In response to Wheeler’s comments, Bill English – who has in the past spoken about the NIMBYism issue – has said calls for more densification in Auckland’s housing were “about as popular in parts of Auckland as Ebola” would be. Suggesting that putting a few terraced houses or low rise apartments in an area is provides a similar fear to a deadly disease is probably taking things a bit too far but also highlights why the council need to do a better job of explaining the benefits of more people being in an area – such as that it provides more opportunities for local businesses and amenities such as local cafe’s, shops and more/better parks.
Mr English, who spoke today for the seventh year in a row at the annual Auckland Chamber of Commerce and Massey University lunch in Auckland, said the city’s local government had said homeowners couldn’t build up but have now recognised that means there has to be a “build out.”
The government will confirm details in the new few weeks about further decisions on the Tamaki Redevelopment Co, a joint venture between central government and Auckland Council in 2012 to rejuvenate the suburb. The entity is expected to build about 7,500 new houses over the next decade. Once old properties have been removed or demolished, that will increase the area’s housing stock by 5,000, of which 2,800 will be Housing New Zealand-owned.
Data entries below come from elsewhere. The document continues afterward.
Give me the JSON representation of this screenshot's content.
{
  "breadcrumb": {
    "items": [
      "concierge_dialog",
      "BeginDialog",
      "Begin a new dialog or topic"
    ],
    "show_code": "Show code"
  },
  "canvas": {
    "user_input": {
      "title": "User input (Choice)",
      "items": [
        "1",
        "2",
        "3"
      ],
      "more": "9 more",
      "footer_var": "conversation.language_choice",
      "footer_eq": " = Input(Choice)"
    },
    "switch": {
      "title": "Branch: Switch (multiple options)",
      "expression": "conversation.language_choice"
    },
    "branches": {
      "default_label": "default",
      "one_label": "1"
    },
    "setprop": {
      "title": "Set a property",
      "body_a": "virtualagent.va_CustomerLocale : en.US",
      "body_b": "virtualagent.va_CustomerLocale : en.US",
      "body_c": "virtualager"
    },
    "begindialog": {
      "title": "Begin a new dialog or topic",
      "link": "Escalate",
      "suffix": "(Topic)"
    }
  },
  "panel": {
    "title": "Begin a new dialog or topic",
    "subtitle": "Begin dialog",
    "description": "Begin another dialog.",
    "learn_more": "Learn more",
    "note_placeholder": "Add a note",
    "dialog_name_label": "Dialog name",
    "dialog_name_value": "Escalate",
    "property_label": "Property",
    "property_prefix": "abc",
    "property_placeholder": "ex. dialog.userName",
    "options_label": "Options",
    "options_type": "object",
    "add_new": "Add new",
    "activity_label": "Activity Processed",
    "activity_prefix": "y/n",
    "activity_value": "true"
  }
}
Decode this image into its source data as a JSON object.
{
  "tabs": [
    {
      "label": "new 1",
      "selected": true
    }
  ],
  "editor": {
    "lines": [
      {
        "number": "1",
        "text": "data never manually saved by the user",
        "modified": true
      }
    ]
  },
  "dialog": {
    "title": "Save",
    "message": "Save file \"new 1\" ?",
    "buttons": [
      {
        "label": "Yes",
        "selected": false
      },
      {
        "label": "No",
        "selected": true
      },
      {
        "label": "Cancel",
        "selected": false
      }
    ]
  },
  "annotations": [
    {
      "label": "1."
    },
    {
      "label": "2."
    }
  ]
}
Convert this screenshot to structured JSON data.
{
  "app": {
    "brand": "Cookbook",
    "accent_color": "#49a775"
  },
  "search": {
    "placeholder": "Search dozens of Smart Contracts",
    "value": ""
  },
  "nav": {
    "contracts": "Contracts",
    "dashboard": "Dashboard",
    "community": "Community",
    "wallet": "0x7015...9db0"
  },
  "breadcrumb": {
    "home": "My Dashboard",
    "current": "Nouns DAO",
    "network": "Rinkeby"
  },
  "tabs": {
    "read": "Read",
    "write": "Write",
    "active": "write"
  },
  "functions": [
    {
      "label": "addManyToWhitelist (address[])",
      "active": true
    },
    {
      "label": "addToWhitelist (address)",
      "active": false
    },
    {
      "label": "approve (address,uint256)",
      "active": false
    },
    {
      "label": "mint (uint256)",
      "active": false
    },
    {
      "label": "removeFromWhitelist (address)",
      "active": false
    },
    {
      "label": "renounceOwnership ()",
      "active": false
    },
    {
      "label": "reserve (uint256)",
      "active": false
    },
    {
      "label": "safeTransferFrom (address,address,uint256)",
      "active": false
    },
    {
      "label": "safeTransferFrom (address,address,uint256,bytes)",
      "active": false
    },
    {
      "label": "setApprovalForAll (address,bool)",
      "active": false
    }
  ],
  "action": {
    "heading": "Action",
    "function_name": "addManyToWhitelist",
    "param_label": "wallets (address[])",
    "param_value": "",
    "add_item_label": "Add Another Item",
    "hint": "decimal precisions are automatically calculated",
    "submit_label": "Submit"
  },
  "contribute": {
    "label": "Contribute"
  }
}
“We want to accelerate this type of activity, so small and large redevelopments of Housing New Zealand land and properties are completed with more urgency,” English said.
Lastly he had this to say about housing and infrastructure in general:
The minister said the government had learnt a lot over Auckland’s housing issues and that should lead to a more constructive process than previously about the region’s infrastructure needs, including a second harbour crossing.
‘We could do with a common understanding of the strategy. To government, it has looked like a series of projects arriving for political reasons as well as economic ones and we have to have that common view.”
Coming up with a region wide strategy was one of the key reasons behind amalgamating the previous councils into a single region wide council and requiring a 30 year plan (The Auckland Plan). The problem wasn’t the plan but that the government chose to ignore it for ideological reasons and as such kept fighting it. I’d also suggest that unless he’s prepared to fight the NIMBY issue then there’s not much point in even discussing a second harbour crossing as the local board areas on the North Shore have some of the lowest levels of population growth forecast across the region – in part due to much of the area fighting any form of development.